In this article in Dissent (sorry, you'll need to subscribe to read the whole thing) Alan Johnson takes supposed Leftist darling Slavov Zizek to task for Stalinist theorizing. What is wrong with people on the Left that Stalin/Mao can still have any appeal? Millions dead? Any revolution that needs to kill millions in order to sustain itself is, by definition, a failure. Revolutions purport to replace an old regime with a new, better one. But if the new, better one is unsustainable, how exactly is it better?
Johnson's got some great lines - for example:
"[French Maoist philosopher, and major influence on Zizek] Badiou's totalitarian political category/fantasy of "The People" has nothing to do with actual people. They can be ignored, even abused, in the name of "truth." One imposes the truth against the people in the name of "The People.""
But, he also makes a case for social democracy (Dissent is essentially a social-democratic rag) that leaves me feeling rather empty. In essence, the way Johnson puts it, it seems that social democrats want to extend the benefits of capitalistic democracy (bourgeois-life) to the working/lower classes. But as a friend of mine says, somebody has to make my fries. Within the context of the state, there will always be oppressed (and therefore, oppressors). One is either a beneficiary or a subject (and sometimes, both at once), but we can't all be beneficiaries - states exist to get somebody else to do the dirty work so we can spend our time writing/reading blog posts.
I suspect that Zizek's arguments are rooted in a "smash the state" mentality - Mao had a point when he said that a revolution is not a dinner-party. You can't make a really big omelet without breaking a whole lotta eggs. But, then, you can't bitch about the state and want to replace it with a state that is even more oppressive. Perhaps Zizek's frustrations with social democracy (I'm assuming this is true based on my experience as a/with Maoist(s) in a previous life) lie not so much in the bourgeois life, but rather in the state that creates that life (but one ought to prefer the bourgeois life than the life without living that was under Stalin's state). But if your argument is with the state, then one shouldn't follow Mao or Stalin - one must turn to anarchism.

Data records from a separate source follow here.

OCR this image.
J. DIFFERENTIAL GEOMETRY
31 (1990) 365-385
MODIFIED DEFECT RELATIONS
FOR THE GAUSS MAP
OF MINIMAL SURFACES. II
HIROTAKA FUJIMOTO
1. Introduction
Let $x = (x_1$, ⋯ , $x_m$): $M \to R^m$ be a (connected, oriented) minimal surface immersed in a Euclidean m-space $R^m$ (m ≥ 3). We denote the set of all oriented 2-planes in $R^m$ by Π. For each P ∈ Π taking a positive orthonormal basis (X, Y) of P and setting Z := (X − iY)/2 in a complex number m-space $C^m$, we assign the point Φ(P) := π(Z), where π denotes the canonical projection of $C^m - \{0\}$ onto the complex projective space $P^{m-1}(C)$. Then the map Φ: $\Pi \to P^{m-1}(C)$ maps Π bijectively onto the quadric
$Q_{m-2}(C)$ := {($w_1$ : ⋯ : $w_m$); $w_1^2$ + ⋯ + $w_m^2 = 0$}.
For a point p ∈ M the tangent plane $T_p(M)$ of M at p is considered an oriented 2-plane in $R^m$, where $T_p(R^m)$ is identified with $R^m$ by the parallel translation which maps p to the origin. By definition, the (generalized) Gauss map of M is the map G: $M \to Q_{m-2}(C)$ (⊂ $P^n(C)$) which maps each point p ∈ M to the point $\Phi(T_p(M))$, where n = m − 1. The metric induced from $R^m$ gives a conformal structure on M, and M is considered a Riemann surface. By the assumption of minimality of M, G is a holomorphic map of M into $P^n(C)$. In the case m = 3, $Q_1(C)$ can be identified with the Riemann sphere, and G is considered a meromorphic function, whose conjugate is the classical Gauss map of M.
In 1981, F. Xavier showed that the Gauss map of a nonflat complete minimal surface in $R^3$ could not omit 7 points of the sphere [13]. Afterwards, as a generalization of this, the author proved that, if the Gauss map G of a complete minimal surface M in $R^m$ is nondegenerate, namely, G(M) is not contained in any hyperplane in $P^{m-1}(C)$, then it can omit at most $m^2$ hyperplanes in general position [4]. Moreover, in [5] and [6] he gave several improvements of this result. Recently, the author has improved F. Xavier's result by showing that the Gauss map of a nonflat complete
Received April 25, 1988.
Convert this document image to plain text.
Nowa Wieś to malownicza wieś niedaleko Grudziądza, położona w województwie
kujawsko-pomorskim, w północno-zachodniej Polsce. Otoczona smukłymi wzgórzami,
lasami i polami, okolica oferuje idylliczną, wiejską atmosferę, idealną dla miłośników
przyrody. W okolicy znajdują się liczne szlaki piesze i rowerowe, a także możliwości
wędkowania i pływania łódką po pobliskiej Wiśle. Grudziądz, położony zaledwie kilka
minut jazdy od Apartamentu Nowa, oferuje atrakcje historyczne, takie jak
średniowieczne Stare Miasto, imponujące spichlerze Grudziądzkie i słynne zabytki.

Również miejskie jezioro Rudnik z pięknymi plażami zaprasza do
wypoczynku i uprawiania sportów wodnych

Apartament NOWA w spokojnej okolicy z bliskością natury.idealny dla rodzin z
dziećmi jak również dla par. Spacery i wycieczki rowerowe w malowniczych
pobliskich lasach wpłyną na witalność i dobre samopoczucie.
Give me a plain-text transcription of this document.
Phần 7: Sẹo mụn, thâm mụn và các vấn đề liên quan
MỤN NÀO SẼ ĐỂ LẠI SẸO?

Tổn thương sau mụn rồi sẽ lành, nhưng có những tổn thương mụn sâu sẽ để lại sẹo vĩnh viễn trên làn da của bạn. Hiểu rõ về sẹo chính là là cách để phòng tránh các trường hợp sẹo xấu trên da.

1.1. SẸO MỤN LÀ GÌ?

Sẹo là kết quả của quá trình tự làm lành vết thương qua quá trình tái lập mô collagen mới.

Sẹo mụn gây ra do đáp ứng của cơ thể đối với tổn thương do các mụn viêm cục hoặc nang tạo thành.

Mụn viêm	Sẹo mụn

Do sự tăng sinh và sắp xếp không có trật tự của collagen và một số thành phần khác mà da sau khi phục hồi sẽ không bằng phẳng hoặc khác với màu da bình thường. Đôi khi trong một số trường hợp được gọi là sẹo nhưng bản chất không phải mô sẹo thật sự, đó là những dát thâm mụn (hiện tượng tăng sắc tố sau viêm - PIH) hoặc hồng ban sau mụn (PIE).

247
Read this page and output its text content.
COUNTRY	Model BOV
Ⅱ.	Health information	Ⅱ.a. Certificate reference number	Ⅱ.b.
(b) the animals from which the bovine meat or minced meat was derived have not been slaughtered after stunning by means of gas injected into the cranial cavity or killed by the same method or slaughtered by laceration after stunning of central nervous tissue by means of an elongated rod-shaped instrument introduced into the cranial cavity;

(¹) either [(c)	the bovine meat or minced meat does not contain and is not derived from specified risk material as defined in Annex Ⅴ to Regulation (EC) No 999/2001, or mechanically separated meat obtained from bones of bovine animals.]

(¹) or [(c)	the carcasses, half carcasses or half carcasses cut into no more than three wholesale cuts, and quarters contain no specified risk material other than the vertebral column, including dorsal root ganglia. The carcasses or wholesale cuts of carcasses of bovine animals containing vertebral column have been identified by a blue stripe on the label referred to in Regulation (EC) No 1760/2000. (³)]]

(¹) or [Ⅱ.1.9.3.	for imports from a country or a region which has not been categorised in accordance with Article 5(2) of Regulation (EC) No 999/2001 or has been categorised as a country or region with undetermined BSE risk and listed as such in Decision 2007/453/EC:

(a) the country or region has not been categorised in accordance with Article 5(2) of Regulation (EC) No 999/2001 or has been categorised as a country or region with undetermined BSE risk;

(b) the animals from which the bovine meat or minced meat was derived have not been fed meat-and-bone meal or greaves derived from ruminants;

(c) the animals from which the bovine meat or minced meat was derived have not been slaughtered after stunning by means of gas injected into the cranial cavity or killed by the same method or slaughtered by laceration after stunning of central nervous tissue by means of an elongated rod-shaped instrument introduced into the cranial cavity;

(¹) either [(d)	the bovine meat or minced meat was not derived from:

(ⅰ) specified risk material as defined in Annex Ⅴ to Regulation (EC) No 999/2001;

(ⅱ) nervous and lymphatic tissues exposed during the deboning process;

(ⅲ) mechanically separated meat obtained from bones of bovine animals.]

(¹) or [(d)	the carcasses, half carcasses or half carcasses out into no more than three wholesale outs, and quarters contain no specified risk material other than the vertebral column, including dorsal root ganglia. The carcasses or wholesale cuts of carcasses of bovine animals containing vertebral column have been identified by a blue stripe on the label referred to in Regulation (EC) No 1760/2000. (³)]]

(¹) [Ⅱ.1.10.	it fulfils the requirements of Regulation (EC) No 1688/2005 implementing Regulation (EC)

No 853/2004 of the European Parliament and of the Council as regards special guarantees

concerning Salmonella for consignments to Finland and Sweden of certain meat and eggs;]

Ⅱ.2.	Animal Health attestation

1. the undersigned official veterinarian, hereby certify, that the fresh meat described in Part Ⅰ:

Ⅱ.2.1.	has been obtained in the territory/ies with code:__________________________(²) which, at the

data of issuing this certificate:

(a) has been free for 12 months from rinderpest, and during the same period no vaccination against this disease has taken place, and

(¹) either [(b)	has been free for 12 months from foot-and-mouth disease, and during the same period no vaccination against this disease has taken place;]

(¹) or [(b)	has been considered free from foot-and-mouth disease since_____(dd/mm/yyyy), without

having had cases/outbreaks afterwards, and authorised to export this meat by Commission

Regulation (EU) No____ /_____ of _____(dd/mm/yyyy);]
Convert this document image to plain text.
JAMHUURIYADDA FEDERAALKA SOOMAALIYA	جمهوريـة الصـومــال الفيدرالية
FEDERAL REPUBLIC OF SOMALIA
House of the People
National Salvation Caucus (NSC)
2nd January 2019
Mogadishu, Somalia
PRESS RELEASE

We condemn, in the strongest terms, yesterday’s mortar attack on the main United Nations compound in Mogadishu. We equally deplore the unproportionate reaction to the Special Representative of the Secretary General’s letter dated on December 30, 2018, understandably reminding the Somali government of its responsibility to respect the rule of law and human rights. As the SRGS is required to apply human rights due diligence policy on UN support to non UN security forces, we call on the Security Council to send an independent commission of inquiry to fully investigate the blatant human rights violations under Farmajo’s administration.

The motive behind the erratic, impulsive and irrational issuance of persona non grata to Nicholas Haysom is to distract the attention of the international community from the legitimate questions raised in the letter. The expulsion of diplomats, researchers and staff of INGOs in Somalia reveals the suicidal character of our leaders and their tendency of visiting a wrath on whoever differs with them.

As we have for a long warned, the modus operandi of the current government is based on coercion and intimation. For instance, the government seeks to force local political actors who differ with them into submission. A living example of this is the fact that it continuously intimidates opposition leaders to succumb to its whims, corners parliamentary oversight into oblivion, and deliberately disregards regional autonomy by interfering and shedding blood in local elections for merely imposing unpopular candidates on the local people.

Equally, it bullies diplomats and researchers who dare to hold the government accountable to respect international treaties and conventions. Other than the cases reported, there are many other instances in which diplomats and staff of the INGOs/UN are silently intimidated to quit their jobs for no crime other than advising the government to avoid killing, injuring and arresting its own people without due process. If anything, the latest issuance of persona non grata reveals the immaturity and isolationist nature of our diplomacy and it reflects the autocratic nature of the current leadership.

Running away to start an anarchist collective and drop out of the state makes more and more theoretical sense. On the other hand, it also seems rather selfish - if the Left is supposed to be about caring for our fellow men/women, then shouldn't we be doing something more than just dropping out? But, then, maybe people that buy into what the state offers don't want/need the kind of help we (I) can offer.